Nan Shan deal: Too much at stake

The government’s regulatory agencies last week lashed out at a Hong Kong consortium’s plan to sell 30 percent of its stake in Nan Shan Life Insurance Co to Chinatrust Financial Holding Co. However, the Nan Shan deal has also put the regulatory agencies’ credibility to the test, with the public watching closely if they will approve the deal eventually.

On Tuesday, Hong Kong-listed China Strategic Holdings Ltd — which, along with private equity fund Primus Financial Holdings Ltd, had purchased a 97.57 percent stake in Nan Shan last month from American International Group Inc (AIG) for approximately US$2.15 billion — announced unexpectedly that it planned to sell 30 percent of the Nan Shan shares to Chinatrust Financial for US$660 million.

In exchange, Chinatrust Financial would sell 9.95 percent of its shares to China Strategic for NT$20.79 billion (US$643 million) via a private placement. Chinatrust Financial said it also reserved the right to increase its shareholding in Nan Shan within three years.

This new deal between China Strategic and Chinatrust Financial has pretty much blown a hole in the commitment the Hong Kong consortium made earlier to the Financial Supervisory Commission, in which it said that, once it wins regulatory approval for its deal with AIG, it would maintain a long-term stake and run the company for a minimum of seven years.

But what has actually raised people’s eyebrows is the identity of the people — or the power — behind the Hong Kong consortium — especially China Strategic.

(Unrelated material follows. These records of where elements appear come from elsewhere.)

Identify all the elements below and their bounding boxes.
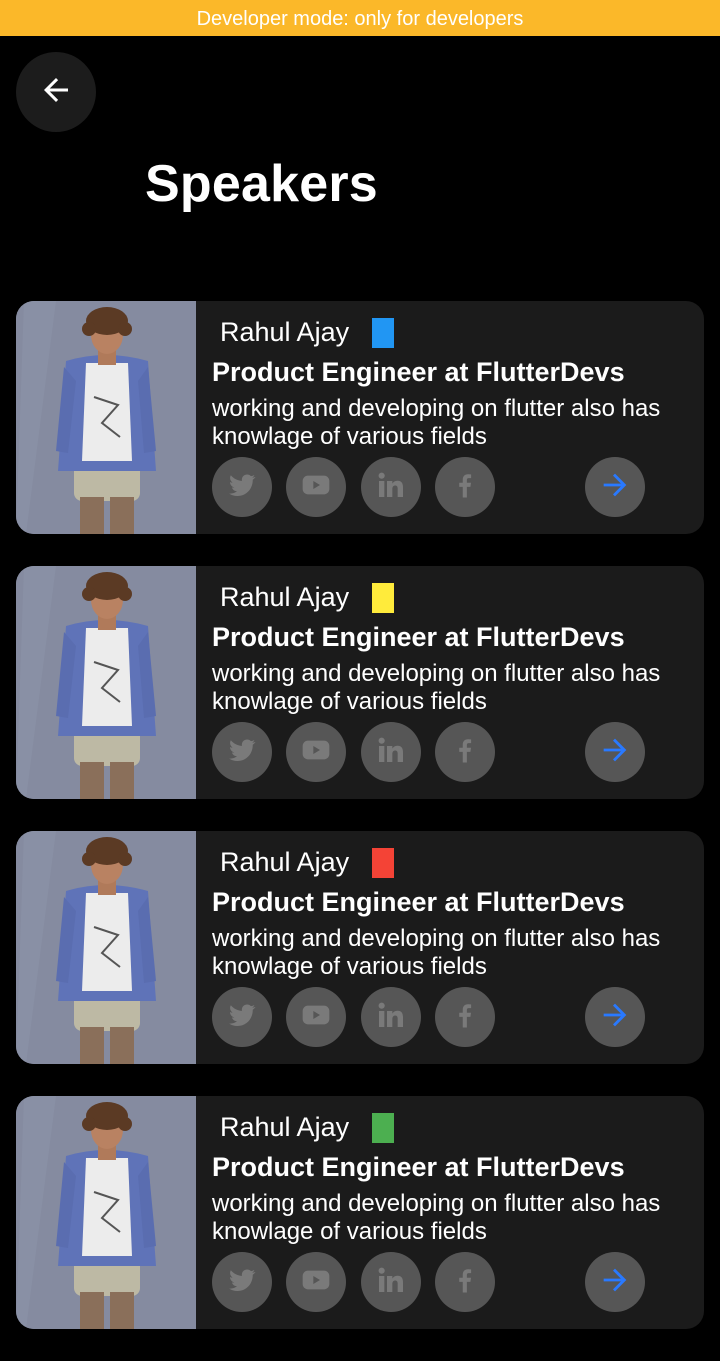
speaker-name: Rahul Ajay (220, 847, 350, 877)
linkedin-button[interactable] (361, 1252, 421, 1312)
facebook-button[interactable] (435, 457, 495, 517)
speaker-photo (16, 566, 196, 799)
developer-mode-banner: Developer mode: only for developers (0, 0, 720, 36)
linkedin-button[interactable] (361, 987, 421, 1047)
speaker-card[interactable]: Rahul Ajay Product Engineer at FlutterDe… (16, 301, 704, 534)
facebook-button[interactable] (435, 987, 495, 1047)
youtube-button[interactable] (286, 987, 346, 1047)
twitter-button[interactable] (212, 987, 272, 1047)
facebook-icon (450, 470, 480, 505)
twitter-button[interactable] (212, 1252, 272, 1312)
linkedin-icon (375, 734, 407, 771)
open-speaker-button[interactable] (585, 1252, 645, 1312)
speaker-bio-line-1: working and developing on flutter also h… (212, 1190, 661, 1217)
speaker-bio: working and developing on flutter also h… (212, 925, 692, 981)
open-speaker-button[interactable] (585, 457, 645, 517)
speaker-bio-line-2: knowlage of various fields (212, 423, 487, 450)
speaker-photo (16, 831, 196, 1064)
speaker-bio-line-2: knowlage of various fields (212, 953, 487, 980)
youtube-button[interactable] (286, 457, 346, 517)
linkedin-icon (375, 1264, 407, 1301)
youtube-icon (300, 999, 332, 1036)
arrow-right-icon (598, 733, 632, 772)
speaker-name: Rahul Ajay (220, 317, 350, 347)
linkedin-icon (375, 999, 407, 1036)
twitter-icon (227, 735, 257, 770)
arrow-right-icon (598, 998, 632, 1037)
page-title: Speakers (145, 155, 378, 213)
facebook-icon (450, 1265, 480, 1300)
youtube-button[interactable] (286, 1252, 346, 1312)
speaker-photo (16, 301, 196, 534)
twitter-button[interactable] (212, 457, 272, 517)
twitter-icon (227, 1000, 257, 1035)
facebook-button[interactable] (435, 1252, 495, 1312)
speaker-bio: working and developing on flutter also h… (212, 1190, 692, 1246)
speaker-role: Product Engineer at FlutterDevs (212, 887, 625, 917)
speaker-bio-line-1: working and developing on flutter also h… (212, 660, 661, 687)
speakers-list: Rahul Ajay Product Engineer at FlutterDe… (16, 301, 704, 1361)
arrow-right-icon (598, 468, 632, 507)
speaker-name: Rahul Ajay (220, 1112, 350, 1142)
speaker-role: Product Engineer at FlutterDevs (212, 622, 625, 652)
facebook-button[interactable] (435, 722, 495, 782)
twitter-icon (227, 470, 257, 505)
twitter-button[interactable] (212, 722, 272, 782)
facebook-icon (450, 1000, 480, 1035)
speaker-bio-line-1: working and developing on flutter also h… (212, 395, 661, 422)
youtube-icon (300, 469, 332, 506)
speaker-color-tag (372, 848, 394, 878)
speaker-bio-line-2: knowlage of various fields (212, 1218, 487, 1245)
speaker-color-tag (372, 583, 394, 613)
youtube-icon (300, 1264, 332, 1301)
youtube-icon (300, 734, 332, 771)
speaker-photo (16, 1096, 196, 1329)
speaker-bio-line-1: working and developing on flutter also h… (212, 925, 661, 952)
speaker-color-tag (372, 318, 394, 348)
twitter-icon (227, 1265, 257, 1300)
facebook-icon (450, 735, 480, 770)
speaker-card[interactable]: Rahul Ajay Product Engineer at FlutterDe… (16, 1096, 704, 1329)
speaker-bio: working and developing on flutter also h… (212, 660, 692, 716)
open-speaker-button[interactable] (585, 722, 645, 782)
back-button[interactable] (16, 52, 96, 132)
speaker-bio-line-2: knowlage of various fields (212, 688, 487, 715)
linkedin-button[interactable] (361, 457, 421, 517)
speaker-bio: working and developing on flutter also h… (212, 395, 692, 451)
youtube-button[interactable] (286, 722, 346, 782)
linkedin-button[interactable] (361, 722, 421, 782)
speaker-card[interactable]: Rahul Ajay Product Engineer at FlutterDe… (16, 566, 704, 799)
speaker-card[interactable]: Rahul Ajay Product Engineer at FlutterDe… (16, 831, 704, 1064)
arrow-left-icon (38, 72, 74, 113)
speaker-color-tag (372, 1113, 394, 1143)
open-speaker-button[interactable] (585, 987, 645, 1047)
linkedin-icon (375, 469, 407, 506)
arrow-right-icon (598, 1263, 632, 1302)
speaker-role: Product Engineer at FlutterDevs (212, 1152, 625, 1182)
speaker-name: Rahul Ajay (220, 582, 350, 612)
speaker-role: Product Engineer at FlutterDevs (212, 357, 625, 387)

On Nov. 10, China Strategic, a battery manufacturing and securities investment company, appointed former Hong Kong commerce secretary Frederick Ma (馬時亨) as chairman and former Hang Seng Bank chief executive Raymond Or (柯清輝) as its chief executive officer. Its shareholding structure is also a mystery, raising concern in Taiwan that it might include Chinese nationals. Taiwanese regulations still prohibit Chinese investment in the local financial sector.

Given these concerns, the Investment Commission last Friday demanded that the company submit more documentation about its shareholding structure and the nationalities of shareholders before entering into a formal review of the Nan Shan deal.

The deal has raised a number of questions. Why is China Strategic planning to sell part of its Nan Shan holding to Chinatrust Financial even before it has received regulatory approval to buy AIG’s stake in Nan Shan? Is it simply a tactic to gain regulatory approval by partnering with a major financial conglomerate in Taiwan?

As for AIG, how does it view this deal with the consortium? Has China Strategic broken AIG’s bidding rules by agreeing to sell a stake in Nan Shan to Chinatrust Financial?

When the Hong Kong consortium outbid Chinatrust Financial last month to acquire AIG’s Nan Shan shares, AIG said the winning bidder was chosen because it presented the greatest long-term stability and potential to Nan Shan. Will AIG now agree to the consortium teaming up with Chinatrust Financial after initially rejecting Chinatrust?

This conundrum has raised suspicions whether the government is under pressure to approve the Hong Kong consortium’s deal with AIG, which is nearly 80 percent owned by the US government. The ownership transfer of Nan Shan has great implications for its 4 million policyholders, approximately 4,000 employees and more than 34,000 agents in Taiwan. There is too much at stake for the regulatory agencies to take this issue lightly.